Elsie rode her Exercycle. Rose called through the door, “Mom! I’m trying to study!”

Elsie started to carry the Exercycle up the inside stairs to Mary Scanlon’s empty room. It wouldn’t fit. She used the outdoor stairs — the separate entrance that they’d thought discreet but that Mary, as far as Elsie knew, never used.

Elsie had been puzzled and hurt. She missed Mary and knew she’d go on missing her, but she recognized what Mary was talking about when Mary said she wanted to get out of the Rose-Elsie crossfire.

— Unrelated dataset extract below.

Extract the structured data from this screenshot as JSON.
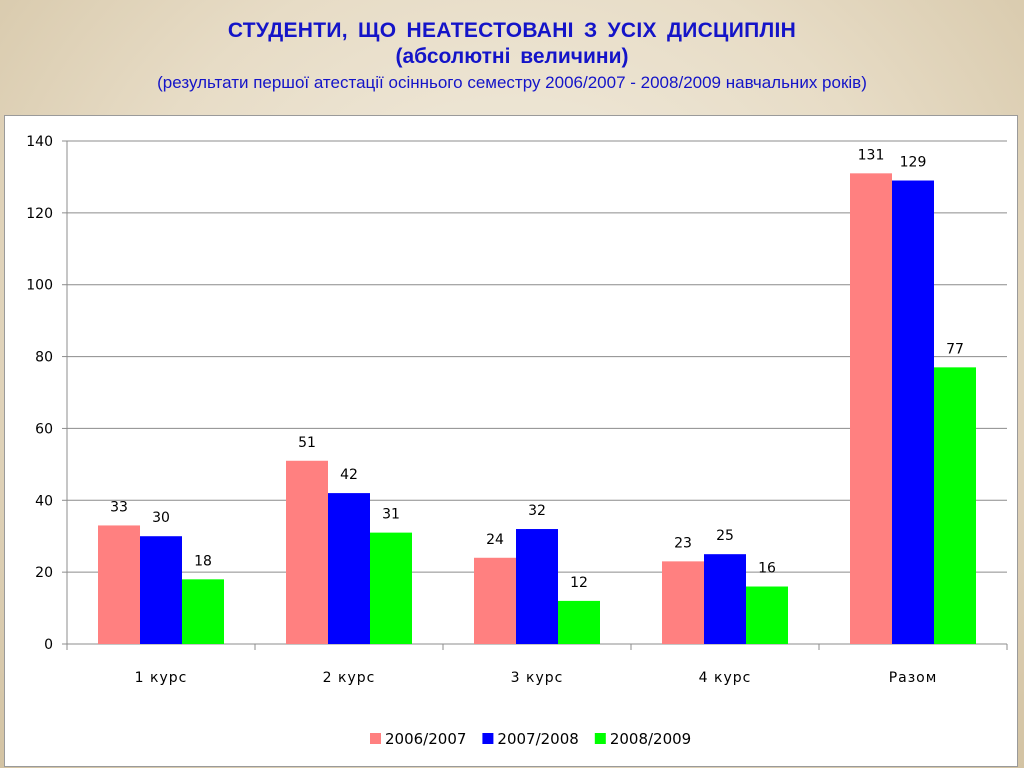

As Elsie pedaled it occurred to her that Rose could be a boarder at school. If Elsie worked full-time she’d get a free pass on tuition — maybe room and board were covered, too. What was she thinking? That Mary would come back then? That Rose would miss her and be nice? Or did she want her house to herself? For peace and quiet? That would be nice for a change. And of course she could come and go as she pleased. She hadn’t had a sexual fantasy since she’d gone on leave to care for Miss Perry. Maybe she’d forgotten how. She’d certainly been hollowed, her senses had become simpler, her attention lifted out of herself. Some days she’d felt as young as Li Tran, or as if she were once again Miss Perry’s pet student. Other days she’d felt ageless, gliding up and down the stairs, the swing of her skirt barely stirring the still air. How long had it gone on? A month? Forty days? She’d liked the feeling of her body being hollowed — she hadn’t exercised, she’d eaten little. Now she was re-finding her body, and it was diminished, not up to hard exercise. Not even responding to fantasy. Had something else happened? Could it be that what she’d thought was a time of ascetic selflessness (for which Captain Teixeira had so sweetly praised her) was also when the first tendril of menopause was taking hold? Were her breasts smaller? Was there a bloom of down on her upper lip? Was that why she was snappish with Rose? And now unable even to conjure an imaginary lover?